[tlhIngan Hol] two -bogh clauses on a noun without being joined by 'ej

De'vID de.vid.jonpin at gmail.com
Wed Mar 10 09:46:40 PST 2021


On Tue, 9 Mar 2021 at 15:07, SuStel <sustel at trimboli.name> wrote:

> On 3/9/2021 7:15 AM, mayqel qunen'oS wrote:
>
> yoHbogh matlhbogh je SuvwI'
> Say'moHchu' may' 'Iw
> The blood of battle washes clean
> the warrior brave and true. (Anthem)
>
> Did 'oqranD write this?
>
> He translated it for the Star Trek: Klingon game. It's unclear to me
> whether this text is a transcription by a Klingonist of what is sung or
> provided directly by Okrand. The actors were not coached on its
> pronunciation, so they pronounce it badly.
>

The Klingon text was provided by Dr. Okrand. It appeared on the Simon &
Schuster website promoting the Day of Honor series of novels. (That website
is long gone, but it also included the original English lyrics by Hilary
Bader, and a back-translation from Klingon into English by Dr. Okrand.)

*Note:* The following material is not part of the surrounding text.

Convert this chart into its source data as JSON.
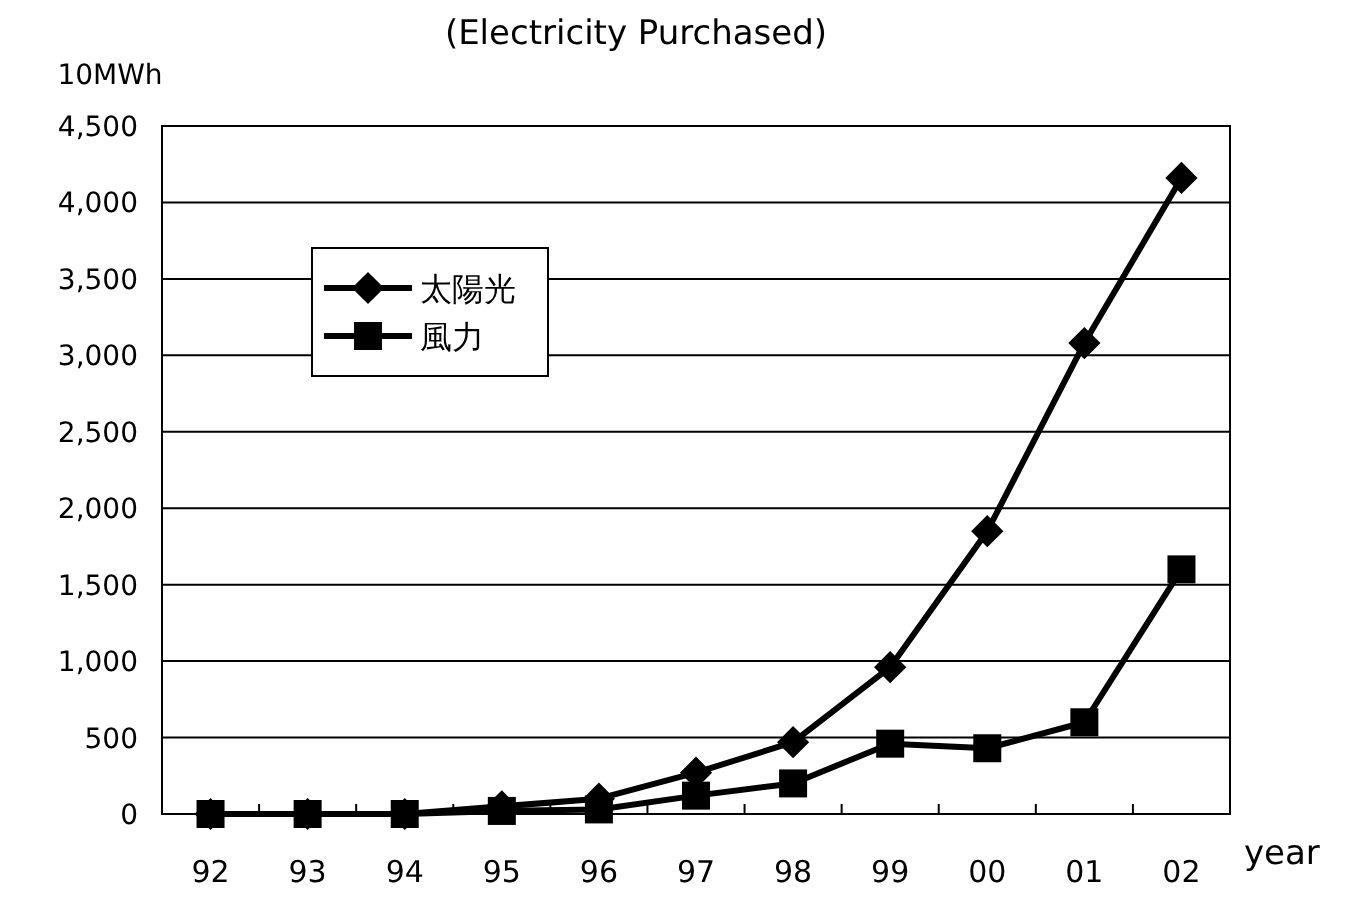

The text of the song also appears in a few Keith R. A. DeCandido
novels (snippets
on Google Books
<https://www.google.com/search?q=%22Qoy+qeylIS+puqloD%22+DeCandido&tbm=bks>
).


> SuStel:
>
> And it seems to be conjoined by a je, which is why I didn't bring it up.
> It doesn't match what Qa'yIn is trying to do. If it had been yoHbogh matlhbogh
> SuvwI', it would have been what he was asking about.
>
> Yes, indeed. And this {je} confuses me; isn't the {je} supposed to be
> joining only nouns? Or is it being intentionally misused for poetic
> reasons?
>
> On the other hand though, perhaps it's used with the "too" meaning of
> {je} in mind; i.e. "a warrior who is brave and true too".
>
> The grammar has not been explained to us.
>
No, but he has said somewhere in an interview (I don't recall where) that
he had tried to preserve the flavour or spirit of Hilary Bader's English
lyrics in the translation, or something to that effect. While that doesn't
explicitly explain the grammar of this sentence, it seems to mirror the
archaic grammar of the English: "warrior brave and true", as opposed to the
standard "brave and true warrior". So we can assume that saying {yoHbogh
matlhbogh je SuvwI'} rather than {yoHbogh SuvwI' 'ej matlhbogh} in Klingon
is like saying "warrior brave and true" rather than "brave and true
warrior" in English. People will understand what you mean, but it sounds
odd outside of poetry, song, or ritualised speech.